Bournemouth, diary, Museums, Museums and Galleries, Russel-Cotes Art Gallery and Museum, SeaCity Museum, Sir Merton Russell-Cotes, Southampton, Souvenir, Souvenirs, Stickers, Ted, Titanic

Southampton and Bournemouth.
Wearing a sticker, having gained admittance to a museum or gallery, must have been the in thing in 2012, but they are difficult souvenirs to keep. These two examples have survived because I must have peeled them off my coat, shirt or hat and stuck them to the back of my pocket diary for 2012.

The SeaCity Museum, which forms part of Southampton’s very striking Grade II listed civic centre, is home to a very interesting permanent exhibition about Southampton’s links to the Titanic. According to the museum’s website, “more than 500 households lost a family member“, when the ship sank on the 15th April 1912. I seem to remember that the Titanic arrived in Southampton during a peak in unemployment, so an unusually large proportion of Southampton’s residents went to sign on as members of the crew and service staff, but don’t quote me on that.

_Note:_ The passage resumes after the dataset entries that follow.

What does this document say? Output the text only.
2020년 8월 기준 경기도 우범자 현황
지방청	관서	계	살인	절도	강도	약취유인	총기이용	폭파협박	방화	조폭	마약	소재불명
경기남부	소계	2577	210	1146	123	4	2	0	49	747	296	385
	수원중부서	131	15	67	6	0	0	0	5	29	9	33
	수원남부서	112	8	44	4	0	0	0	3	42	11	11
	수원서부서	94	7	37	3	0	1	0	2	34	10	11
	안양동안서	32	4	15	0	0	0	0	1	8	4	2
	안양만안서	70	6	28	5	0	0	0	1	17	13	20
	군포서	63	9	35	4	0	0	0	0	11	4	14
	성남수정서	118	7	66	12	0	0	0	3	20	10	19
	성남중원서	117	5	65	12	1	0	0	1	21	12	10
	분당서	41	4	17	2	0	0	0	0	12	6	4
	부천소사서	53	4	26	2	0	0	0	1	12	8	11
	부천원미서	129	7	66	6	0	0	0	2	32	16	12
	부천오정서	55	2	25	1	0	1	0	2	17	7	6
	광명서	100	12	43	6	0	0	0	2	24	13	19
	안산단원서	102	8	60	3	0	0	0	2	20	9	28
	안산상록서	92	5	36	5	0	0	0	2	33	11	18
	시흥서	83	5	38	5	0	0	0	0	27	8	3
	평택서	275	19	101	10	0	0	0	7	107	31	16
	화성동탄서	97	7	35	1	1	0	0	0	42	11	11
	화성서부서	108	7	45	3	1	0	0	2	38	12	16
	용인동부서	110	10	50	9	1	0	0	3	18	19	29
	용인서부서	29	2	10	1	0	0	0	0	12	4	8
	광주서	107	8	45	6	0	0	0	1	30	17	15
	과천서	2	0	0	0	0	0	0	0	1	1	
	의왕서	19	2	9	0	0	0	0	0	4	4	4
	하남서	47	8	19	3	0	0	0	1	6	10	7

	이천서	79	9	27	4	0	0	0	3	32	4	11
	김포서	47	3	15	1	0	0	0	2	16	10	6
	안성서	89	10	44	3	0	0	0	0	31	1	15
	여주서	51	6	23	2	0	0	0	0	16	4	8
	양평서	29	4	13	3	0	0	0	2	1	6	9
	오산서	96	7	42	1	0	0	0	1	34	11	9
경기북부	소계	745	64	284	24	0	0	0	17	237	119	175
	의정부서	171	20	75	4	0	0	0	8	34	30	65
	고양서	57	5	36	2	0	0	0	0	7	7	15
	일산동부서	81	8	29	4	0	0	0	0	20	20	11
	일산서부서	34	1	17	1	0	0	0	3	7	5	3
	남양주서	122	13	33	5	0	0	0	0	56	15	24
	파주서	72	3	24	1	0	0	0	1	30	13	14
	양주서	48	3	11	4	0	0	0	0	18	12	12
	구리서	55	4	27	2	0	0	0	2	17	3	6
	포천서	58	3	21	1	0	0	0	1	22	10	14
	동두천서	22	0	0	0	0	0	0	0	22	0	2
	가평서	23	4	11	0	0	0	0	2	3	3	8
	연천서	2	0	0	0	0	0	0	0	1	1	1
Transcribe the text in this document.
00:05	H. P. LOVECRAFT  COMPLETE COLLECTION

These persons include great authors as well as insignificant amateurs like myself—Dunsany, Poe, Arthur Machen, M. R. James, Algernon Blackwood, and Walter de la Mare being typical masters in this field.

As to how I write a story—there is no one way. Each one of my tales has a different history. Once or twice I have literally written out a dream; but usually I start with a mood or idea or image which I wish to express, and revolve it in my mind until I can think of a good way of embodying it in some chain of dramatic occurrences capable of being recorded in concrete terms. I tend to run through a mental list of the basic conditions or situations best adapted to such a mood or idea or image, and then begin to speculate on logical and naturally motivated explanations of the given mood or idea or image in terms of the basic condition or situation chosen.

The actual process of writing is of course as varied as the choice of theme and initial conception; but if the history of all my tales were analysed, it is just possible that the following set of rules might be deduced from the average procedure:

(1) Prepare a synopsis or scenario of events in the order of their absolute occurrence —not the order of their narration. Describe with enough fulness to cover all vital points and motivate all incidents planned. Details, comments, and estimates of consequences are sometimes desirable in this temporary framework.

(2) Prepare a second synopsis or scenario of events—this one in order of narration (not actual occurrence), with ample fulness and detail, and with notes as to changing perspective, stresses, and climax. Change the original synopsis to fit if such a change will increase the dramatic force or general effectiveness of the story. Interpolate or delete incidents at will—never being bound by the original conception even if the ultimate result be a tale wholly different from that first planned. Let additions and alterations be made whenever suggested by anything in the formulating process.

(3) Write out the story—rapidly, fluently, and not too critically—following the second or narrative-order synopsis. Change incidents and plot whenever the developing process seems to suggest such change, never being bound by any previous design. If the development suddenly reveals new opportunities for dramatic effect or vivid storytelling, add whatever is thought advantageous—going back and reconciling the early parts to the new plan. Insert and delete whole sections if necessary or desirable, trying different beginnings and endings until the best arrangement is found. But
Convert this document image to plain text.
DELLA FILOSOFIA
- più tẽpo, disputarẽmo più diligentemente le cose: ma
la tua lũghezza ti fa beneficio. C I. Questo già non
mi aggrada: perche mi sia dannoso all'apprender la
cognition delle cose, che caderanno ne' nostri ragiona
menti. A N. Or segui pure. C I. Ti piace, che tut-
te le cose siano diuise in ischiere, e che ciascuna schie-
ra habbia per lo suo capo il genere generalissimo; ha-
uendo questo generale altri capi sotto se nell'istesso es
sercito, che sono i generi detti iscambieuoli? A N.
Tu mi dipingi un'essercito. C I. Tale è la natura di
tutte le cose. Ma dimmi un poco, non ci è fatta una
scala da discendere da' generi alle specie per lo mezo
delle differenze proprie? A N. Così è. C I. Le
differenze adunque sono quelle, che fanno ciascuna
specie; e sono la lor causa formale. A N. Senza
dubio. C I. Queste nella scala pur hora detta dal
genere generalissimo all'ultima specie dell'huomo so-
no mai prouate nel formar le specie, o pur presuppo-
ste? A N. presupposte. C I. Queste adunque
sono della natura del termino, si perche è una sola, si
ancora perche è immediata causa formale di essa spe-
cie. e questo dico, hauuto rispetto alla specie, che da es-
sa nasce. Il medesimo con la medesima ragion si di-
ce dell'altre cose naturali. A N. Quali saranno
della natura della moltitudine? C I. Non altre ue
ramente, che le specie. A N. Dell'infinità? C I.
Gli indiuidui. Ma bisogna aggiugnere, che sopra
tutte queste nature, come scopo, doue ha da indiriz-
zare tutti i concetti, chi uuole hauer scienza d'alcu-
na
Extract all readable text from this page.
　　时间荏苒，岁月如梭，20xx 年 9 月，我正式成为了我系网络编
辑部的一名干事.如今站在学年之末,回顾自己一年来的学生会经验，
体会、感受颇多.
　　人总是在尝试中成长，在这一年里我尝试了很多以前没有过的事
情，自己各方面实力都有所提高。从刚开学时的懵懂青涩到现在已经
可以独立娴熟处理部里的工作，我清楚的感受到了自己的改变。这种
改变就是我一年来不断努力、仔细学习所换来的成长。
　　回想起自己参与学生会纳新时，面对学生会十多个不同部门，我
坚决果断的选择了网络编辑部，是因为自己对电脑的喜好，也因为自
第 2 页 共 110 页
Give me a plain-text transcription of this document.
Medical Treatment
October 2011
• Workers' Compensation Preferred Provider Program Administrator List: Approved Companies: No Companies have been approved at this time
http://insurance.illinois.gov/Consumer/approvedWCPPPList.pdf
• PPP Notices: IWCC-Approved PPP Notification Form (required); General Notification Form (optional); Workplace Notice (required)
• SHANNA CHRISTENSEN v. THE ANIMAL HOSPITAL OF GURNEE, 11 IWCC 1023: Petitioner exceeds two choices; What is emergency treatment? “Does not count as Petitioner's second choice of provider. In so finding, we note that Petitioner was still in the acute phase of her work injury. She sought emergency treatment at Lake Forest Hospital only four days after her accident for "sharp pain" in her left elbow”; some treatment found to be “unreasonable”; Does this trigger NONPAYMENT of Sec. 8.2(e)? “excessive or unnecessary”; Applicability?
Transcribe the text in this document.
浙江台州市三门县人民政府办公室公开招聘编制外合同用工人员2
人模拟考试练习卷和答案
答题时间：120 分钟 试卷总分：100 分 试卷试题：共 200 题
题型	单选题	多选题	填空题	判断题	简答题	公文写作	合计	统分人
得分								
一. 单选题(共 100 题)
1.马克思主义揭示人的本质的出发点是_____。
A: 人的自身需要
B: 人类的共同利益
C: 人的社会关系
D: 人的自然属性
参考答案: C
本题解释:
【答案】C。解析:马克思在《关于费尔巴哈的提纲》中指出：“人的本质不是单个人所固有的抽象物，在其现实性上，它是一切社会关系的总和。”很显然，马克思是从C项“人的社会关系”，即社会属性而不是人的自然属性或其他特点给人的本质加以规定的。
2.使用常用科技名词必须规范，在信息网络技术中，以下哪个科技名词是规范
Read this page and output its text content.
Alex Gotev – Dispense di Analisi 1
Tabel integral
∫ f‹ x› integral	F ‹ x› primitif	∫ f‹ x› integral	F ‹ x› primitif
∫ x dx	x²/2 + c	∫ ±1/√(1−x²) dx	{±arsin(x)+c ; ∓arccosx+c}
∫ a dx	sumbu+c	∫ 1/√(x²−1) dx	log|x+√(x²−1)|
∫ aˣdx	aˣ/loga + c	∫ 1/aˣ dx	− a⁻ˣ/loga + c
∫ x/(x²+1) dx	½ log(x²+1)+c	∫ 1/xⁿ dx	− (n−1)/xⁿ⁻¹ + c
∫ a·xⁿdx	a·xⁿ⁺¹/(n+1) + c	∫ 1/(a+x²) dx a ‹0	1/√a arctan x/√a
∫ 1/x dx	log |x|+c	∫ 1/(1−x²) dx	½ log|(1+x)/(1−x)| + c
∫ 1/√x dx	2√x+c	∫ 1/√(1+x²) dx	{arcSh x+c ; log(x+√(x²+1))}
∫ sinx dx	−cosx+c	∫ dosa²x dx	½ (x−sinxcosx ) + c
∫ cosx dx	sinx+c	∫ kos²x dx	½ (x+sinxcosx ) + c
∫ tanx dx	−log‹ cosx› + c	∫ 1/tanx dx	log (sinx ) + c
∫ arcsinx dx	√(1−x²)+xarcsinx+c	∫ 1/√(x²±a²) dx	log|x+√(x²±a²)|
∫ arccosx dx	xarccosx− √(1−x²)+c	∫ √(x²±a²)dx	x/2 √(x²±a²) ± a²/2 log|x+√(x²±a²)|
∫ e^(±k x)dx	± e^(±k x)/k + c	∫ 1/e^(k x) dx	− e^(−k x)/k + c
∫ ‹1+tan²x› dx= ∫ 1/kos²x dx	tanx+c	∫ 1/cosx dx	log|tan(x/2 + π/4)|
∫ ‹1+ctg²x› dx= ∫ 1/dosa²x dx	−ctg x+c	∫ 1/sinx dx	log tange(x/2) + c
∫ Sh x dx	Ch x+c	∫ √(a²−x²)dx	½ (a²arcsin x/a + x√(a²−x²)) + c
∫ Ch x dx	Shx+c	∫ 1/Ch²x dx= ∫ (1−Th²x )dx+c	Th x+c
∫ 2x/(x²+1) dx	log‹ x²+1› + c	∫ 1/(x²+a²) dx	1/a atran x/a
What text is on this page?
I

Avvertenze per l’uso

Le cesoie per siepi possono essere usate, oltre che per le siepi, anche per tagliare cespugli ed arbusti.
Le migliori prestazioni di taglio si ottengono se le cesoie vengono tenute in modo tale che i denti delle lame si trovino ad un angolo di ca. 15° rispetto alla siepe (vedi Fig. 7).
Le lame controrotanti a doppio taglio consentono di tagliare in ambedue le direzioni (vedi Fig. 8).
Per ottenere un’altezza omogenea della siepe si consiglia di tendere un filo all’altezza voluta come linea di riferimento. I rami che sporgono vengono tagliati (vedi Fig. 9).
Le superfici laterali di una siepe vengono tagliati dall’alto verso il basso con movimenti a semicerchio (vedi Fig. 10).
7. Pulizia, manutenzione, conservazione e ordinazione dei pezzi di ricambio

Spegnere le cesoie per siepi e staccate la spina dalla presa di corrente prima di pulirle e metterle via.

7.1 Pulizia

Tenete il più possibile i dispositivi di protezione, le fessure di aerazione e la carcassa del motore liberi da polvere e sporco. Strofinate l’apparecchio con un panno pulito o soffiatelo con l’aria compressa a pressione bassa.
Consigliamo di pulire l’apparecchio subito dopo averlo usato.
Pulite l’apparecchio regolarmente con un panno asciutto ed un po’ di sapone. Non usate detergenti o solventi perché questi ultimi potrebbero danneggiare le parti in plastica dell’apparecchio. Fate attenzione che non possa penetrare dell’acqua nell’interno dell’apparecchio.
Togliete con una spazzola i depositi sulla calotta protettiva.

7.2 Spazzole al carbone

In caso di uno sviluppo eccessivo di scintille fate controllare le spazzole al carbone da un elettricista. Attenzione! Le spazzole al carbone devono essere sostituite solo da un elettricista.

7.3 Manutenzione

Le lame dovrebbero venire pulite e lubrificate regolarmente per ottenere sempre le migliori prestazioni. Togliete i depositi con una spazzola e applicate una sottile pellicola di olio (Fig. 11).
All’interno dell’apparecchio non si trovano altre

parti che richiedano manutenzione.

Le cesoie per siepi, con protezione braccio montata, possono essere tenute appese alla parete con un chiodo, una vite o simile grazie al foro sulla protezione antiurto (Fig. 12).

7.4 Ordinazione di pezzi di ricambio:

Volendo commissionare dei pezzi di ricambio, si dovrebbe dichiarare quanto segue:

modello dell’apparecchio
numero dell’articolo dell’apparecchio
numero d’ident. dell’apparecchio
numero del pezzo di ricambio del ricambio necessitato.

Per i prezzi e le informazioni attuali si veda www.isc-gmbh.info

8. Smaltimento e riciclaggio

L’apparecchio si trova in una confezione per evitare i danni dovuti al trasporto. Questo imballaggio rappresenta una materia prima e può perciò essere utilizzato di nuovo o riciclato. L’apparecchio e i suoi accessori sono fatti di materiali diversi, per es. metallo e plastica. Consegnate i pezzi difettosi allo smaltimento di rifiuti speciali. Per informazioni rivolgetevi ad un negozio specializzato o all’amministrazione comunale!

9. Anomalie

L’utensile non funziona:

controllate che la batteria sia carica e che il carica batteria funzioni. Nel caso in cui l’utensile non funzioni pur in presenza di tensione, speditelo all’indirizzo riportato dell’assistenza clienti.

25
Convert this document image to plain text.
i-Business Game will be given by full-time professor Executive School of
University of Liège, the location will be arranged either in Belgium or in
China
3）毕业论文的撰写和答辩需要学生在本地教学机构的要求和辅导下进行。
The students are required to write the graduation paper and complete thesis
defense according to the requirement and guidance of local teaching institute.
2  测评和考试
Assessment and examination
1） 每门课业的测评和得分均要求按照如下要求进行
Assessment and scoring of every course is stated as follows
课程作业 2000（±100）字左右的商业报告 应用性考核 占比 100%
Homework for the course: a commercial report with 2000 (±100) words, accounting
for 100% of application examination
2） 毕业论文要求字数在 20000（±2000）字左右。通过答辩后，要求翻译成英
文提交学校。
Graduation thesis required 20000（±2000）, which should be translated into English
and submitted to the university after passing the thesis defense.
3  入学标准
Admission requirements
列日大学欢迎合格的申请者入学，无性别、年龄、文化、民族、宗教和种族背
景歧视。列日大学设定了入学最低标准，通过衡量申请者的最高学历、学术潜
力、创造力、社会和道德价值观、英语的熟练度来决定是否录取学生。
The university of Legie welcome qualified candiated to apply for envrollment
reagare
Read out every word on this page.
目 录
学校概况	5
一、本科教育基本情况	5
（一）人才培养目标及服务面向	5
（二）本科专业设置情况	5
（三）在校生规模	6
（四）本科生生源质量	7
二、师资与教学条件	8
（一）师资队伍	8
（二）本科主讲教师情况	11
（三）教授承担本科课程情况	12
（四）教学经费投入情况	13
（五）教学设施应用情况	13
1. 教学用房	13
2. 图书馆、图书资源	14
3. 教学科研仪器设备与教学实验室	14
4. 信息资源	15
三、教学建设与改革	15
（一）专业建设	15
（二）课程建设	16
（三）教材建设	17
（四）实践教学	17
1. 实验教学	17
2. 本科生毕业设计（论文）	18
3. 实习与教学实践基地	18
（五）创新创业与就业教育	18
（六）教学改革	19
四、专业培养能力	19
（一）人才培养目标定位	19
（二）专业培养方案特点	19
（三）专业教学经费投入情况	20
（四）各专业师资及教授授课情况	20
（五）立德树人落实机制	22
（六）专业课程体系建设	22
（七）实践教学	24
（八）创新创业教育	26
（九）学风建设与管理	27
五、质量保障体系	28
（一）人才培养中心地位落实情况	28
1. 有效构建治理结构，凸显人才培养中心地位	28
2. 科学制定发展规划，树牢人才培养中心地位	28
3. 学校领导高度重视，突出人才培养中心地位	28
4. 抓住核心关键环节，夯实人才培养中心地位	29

The Russell-Cotes Art Gallery and Museum sits on top of East Cliff in Bournemouth and was the brain child of Sir Merton Russell-Cotes, owner of the Royal Bath Hotel, fellow of the Royal Geographical Society and Mayor of Bournemouth (1894 – 1895), who built the villa as a birthday present for his wife, Annie. The pair travelled widely, buying things they liked and filling the house with them, until 1907, when they announced they wonted to give the house and contents to the people of Bournemouth as the foundation of an art gallery and museum.